Per spiegare l'approccio improntato alla deterrenza la premier rispolvera un detto degli antichi romani: "Si vis pacem, para bellum" (Se vuoi la pace prepara la guerra), perché "se si hanno sistemi di sicurezza e di difesa solidi si possono più facilmente evitare conflitti". Immediata la replica della segretaria del Pd, Elly Schlein: "Rspetto a 2000 anni fa il mondo ha fatto dei passi in avanti, preparare la guerra è il contrario di quello che serve e vuole l'Italia". Scintille anche tra la presidente del Consiglio e Giuseppe Conte sull'impegno del 2% del Pil per le spese militari: "Una firma è una firma e quella firma è stata messa", afferma la presidente del Consiglio riferendosi al periodo in cui a Palazzo Chigi c'era il leader pentastellato.

E lui smentisce: "Si ripetono falsità, io non ho mai firmato nulla", quella percentuale è stata sottoscritta nel 2014. Meloni interviene al Senato in replica, dopo le comunicazioni in vista del Consiglio europeo e, inevitabilmente, parte dagli ultimi sviluppi in Medio Oriente: "Lo scenario" della tregua "andava nella direzione che auspicavamo" ma "ora si è nuovamente complicata la situazione" e c'è una possibile "divisione nello scenario iraniano di cui tener conto". Detto ciò, "siamo ancora fiduciosi che si possa tornare alle negoziazioni".

Capitolo Europa e Alleanza Atlantica: "Penso che l'Ue si sia indebolita da sola, non credo sia colpa del nazionalismo", afferma la presidente del Consiglio definendo l'aumento delle spese per la difesa al 5% "un impegno carico di responsabilità" da parte dei membri Nato, "alla luce di un contesto molto incerto. Nelle ultime settimane - sottolinea - ci siamo impegnati a rendere il percorso sostenibile, flessibile e credibile". Le spese? Vadano a beneficiare "prioritariamente aziende italiane" ed europee, ma "quando non è possibile si lavora con gli alleati". Alle opposizioni, che la incalzano sul ruolo poco rilevante dell'Italia nello scacchiere internazionale, ribatte: "Non considero politica estera quella fatta di foto opportunity e faccio molte più cose di quelle che condivido", poi saranno "gli italiani a giudicare".

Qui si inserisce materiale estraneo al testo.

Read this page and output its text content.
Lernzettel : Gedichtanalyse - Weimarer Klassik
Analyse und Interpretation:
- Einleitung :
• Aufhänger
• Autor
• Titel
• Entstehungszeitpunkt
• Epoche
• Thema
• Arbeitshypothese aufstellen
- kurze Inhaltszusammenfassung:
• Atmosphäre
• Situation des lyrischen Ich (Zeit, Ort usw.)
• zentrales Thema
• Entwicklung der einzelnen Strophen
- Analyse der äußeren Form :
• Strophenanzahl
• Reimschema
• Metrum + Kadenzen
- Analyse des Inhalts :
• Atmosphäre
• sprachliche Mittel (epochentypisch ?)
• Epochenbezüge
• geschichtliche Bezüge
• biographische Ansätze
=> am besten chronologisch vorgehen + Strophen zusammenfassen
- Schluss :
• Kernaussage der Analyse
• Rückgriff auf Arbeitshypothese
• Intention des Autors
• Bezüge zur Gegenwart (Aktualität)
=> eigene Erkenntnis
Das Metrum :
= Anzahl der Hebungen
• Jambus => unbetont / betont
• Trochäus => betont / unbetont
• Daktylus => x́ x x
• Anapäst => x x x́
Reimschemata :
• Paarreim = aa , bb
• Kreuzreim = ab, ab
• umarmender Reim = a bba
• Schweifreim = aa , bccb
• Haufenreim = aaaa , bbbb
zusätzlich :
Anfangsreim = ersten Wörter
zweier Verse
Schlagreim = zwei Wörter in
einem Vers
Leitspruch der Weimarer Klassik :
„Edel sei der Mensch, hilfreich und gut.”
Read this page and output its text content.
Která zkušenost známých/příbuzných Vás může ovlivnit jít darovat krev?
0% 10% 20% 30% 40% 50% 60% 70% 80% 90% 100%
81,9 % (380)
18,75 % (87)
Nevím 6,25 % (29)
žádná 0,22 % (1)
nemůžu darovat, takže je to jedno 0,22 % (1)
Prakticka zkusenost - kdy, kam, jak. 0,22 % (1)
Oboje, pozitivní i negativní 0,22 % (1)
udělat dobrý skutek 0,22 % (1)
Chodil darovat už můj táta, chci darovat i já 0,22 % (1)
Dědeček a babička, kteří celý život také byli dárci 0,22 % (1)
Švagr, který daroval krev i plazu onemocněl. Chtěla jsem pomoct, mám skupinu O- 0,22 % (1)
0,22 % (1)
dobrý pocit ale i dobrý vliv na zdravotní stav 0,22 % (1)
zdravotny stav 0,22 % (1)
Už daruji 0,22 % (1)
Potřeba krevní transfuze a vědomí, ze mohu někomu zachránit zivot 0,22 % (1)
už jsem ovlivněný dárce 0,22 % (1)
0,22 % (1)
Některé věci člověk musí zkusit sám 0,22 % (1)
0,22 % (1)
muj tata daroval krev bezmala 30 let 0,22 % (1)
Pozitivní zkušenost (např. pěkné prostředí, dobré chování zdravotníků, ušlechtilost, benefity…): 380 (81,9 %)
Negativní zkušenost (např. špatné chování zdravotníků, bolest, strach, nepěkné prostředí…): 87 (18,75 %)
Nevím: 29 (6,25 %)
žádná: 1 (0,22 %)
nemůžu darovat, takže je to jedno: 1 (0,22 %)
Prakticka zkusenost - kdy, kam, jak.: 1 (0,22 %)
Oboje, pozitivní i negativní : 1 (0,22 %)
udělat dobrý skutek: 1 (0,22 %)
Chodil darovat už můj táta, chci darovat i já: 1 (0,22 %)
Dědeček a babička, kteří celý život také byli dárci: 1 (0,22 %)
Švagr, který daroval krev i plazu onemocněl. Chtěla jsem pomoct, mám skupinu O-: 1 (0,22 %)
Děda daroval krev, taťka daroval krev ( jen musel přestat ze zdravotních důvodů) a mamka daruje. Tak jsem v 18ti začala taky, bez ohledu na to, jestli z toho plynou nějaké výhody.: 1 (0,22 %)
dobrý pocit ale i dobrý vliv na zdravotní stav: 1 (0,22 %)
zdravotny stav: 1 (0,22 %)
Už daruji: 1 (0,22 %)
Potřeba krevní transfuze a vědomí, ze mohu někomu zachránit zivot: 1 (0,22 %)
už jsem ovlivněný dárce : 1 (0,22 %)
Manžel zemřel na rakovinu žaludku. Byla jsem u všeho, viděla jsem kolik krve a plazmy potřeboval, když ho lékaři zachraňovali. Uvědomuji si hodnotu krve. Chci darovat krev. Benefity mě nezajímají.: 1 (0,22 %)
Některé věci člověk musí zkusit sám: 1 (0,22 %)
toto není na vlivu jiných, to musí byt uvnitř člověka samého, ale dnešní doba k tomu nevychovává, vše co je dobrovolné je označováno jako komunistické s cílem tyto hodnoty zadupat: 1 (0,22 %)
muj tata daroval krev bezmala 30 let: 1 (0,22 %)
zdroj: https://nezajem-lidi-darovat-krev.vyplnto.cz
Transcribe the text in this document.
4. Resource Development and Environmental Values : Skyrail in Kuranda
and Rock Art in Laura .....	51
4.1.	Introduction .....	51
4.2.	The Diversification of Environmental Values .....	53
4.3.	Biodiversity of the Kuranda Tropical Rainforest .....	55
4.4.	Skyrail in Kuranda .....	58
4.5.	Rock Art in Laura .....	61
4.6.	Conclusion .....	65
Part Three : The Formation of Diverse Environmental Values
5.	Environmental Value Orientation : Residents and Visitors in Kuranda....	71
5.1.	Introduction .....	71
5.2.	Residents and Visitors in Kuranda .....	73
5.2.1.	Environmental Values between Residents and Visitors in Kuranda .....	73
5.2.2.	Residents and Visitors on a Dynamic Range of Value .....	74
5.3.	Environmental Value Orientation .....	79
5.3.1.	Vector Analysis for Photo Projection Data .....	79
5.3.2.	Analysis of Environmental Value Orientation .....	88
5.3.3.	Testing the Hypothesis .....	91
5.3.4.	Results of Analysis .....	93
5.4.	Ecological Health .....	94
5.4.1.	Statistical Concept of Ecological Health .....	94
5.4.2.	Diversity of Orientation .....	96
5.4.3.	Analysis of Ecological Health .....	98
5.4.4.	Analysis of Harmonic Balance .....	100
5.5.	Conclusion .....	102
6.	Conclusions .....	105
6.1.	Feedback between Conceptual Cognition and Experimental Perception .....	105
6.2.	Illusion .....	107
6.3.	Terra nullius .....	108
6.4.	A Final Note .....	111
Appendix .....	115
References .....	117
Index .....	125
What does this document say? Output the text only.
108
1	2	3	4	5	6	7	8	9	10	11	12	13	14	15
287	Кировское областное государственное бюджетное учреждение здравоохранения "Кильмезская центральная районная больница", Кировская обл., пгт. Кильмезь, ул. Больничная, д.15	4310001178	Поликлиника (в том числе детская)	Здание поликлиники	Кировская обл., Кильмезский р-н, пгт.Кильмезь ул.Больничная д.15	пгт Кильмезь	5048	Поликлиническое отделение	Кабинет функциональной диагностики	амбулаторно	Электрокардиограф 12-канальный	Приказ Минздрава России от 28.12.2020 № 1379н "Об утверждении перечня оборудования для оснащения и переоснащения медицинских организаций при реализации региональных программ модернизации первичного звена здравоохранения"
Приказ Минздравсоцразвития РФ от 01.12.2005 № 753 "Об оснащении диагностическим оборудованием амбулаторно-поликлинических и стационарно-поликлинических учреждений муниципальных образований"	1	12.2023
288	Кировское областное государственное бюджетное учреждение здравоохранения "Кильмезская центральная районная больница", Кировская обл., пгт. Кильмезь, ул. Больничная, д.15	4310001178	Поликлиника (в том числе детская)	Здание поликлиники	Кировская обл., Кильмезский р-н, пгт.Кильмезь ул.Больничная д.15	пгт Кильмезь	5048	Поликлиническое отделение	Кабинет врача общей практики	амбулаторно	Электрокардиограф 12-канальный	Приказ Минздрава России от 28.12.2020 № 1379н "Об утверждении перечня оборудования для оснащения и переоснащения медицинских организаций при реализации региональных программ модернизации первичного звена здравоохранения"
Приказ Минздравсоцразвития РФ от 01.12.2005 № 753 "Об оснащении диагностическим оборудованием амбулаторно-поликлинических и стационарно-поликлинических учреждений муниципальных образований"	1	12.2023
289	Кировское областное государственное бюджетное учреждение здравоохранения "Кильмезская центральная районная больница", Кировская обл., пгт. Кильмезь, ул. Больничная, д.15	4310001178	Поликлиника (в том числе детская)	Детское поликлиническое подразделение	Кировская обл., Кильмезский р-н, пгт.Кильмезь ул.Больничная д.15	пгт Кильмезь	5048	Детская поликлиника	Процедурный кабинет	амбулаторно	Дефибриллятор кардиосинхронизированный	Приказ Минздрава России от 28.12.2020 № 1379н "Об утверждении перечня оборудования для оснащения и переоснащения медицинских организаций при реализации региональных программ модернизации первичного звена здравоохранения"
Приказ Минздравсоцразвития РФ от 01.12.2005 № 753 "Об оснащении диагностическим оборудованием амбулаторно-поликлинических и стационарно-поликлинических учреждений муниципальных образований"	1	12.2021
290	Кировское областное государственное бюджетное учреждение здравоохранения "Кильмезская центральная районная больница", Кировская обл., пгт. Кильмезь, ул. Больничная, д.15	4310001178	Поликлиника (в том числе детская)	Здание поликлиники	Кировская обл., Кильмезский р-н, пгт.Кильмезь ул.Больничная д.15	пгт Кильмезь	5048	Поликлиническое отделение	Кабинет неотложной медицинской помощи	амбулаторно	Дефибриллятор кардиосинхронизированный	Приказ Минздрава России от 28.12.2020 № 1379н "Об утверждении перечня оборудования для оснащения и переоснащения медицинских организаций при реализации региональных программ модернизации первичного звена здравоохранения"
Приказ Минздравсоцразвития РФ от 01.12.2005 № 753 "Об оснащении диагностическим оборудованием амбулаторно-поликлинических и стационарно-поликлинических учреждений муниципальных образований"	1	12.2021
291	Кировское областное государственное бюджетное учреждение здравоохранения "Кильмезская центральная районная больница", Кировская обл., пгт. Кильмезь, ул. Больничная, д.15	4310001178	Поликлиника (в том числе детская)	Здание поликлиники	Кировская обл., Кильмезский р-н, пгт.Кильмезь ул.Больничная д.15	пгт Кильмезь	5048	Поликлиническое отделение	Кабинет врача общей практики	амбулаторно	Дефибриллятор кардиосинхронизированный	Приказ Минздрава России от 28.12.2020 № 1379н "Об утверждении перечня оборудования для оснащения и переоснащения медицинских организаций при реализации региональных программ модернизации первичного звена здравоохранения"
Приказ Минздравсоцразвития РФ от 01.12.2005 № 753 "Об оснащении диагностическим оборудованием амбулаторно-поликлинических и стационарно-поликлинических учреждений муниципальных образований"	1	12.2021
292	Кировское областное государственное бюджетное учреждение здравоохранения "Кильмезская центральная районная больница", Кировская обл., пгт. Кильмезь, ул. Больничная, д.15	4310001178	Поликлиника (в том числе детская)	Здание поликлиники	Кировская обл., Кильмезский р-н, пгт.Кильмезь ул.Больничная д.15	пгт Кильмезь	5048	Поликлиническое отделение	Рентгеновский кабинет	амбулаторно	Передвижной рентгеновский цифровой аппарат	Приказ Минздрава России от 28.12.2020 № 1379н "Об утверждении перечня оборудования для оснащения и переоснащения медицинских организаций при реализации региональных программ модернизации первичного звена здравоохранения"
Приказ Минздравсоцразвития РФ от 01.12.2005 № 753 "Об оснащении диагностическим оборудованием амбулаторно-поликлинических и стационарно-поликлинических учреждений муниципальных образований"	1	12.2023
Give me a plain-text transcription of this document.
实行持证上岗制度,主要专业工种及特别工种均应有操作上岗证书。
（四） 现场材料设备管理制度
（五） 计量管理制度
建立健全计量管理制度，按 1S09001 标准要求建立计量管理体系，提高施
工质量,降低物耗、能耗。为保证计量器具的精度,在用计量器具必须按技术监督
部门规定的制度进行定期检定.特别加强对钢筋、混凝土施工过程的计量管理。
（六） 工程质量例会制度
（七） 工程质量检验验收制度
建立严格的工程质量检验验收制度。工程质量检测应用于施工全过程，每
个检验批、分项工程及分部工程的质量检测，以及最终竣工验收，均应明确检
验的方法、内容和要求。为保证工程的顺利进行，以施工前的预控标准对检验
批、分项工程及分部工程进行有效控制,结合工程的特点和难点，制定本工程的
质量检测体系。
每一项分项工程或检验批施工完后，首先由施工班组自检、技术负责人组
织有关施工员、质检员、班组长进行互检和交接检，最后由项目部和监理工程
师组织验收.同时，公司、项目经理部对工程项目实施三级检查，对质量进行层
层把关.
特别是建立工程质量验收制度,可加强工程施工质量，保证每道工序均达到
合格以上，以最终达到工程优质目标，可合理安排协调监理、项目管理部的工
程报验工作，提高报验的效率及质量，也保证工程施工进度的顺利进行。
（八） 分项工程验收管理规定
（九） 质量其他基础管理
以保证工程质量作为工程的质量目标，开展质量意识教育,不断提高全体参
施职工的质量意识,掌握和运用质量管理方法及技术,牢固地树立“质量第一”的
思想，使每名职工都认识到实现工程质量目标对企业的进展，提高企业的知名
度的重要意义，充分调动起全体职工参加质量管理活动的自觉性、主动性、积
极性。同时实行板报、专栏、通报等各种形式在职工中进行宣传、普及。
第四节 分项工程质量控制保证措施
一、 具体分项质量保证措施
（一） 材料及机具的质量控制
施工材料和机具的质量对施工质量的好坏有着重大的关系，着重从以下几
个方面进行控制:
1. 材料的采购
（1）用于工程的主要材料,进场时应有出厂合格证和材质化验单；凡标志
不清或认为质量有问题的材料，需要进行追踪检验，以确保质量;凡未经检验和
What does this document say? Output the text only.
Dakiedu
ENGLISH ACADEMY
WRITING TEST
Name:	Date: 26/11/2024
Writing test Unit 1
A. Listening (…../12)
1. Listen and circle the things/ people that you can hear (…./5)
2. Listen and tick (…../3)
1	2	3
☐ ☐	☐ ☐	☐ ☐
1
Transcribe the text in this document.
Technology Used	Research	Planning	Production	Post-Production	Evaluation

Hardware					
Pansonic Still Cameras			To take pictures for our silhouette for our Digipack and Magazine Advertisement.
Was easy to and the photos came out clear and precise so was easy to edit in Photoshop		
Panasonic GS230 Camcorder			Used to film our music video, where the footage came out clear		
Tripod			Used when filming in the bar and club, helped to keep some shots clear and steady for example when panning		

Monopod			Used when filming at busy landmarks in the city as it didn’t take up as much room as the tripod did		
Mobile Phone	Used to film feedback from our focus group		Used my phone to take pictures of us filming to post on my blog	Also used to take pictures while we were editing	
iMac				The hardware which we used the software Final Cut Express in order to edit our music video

Le risposte anche affilate non mancano, ma i toni sono più pacati del solito: "Non risponderò alle provocazioni - premette Meloni - in uno scenario complesso c'è bisogno di ragionare il più possibile insieme, e voglio ringraziare alcuni interventi dell'opposizione che vanno in questa direzione".

Eppure, non manca uno sfottò a Conte: "Vorrei tanto essere lui, e invece sono Giorgia Meloni...". "Lei ha scommesso su Trump e ha portato l'Italia all'irrilevanza", attacca dal Pd il capogruppo Francesco Boccia. "Meloni ha confermato la sua scelta per il riarmo", punta il dito Elisa Pirro del M5s. Se Matteo Renzi punzecchia la premier ("L'idea che siamo cresciuti in autorevolezza" internazionale "rispetto a Draghi non mi convince"), Carlo Calenda dice di condividere "larga parte" di ciò che ha affermato. Forza Italia schiera Maurizio Gasparri per replicare a tono: "Andiamo avanti con un governo che fa cose serie, gli altri sono all'autogrill". "Fieri di sostenere un governo che scommette sull'Italia", dice pure da FdI Lucio Malan. Dopo la seduta (in cui passa la risoluzione del centrodestra e quella di Azione con alcune correzioni) la premier lascia l'emiciclo per dirigersi al Quirinale per il pranzo di lavoro con il presidente della Repubblica che tradizionalmente precede il Consiglio europeo. In giornata raggiungerà L'Aja per il vertice Nato e poi volerà direttamente Bruxelles.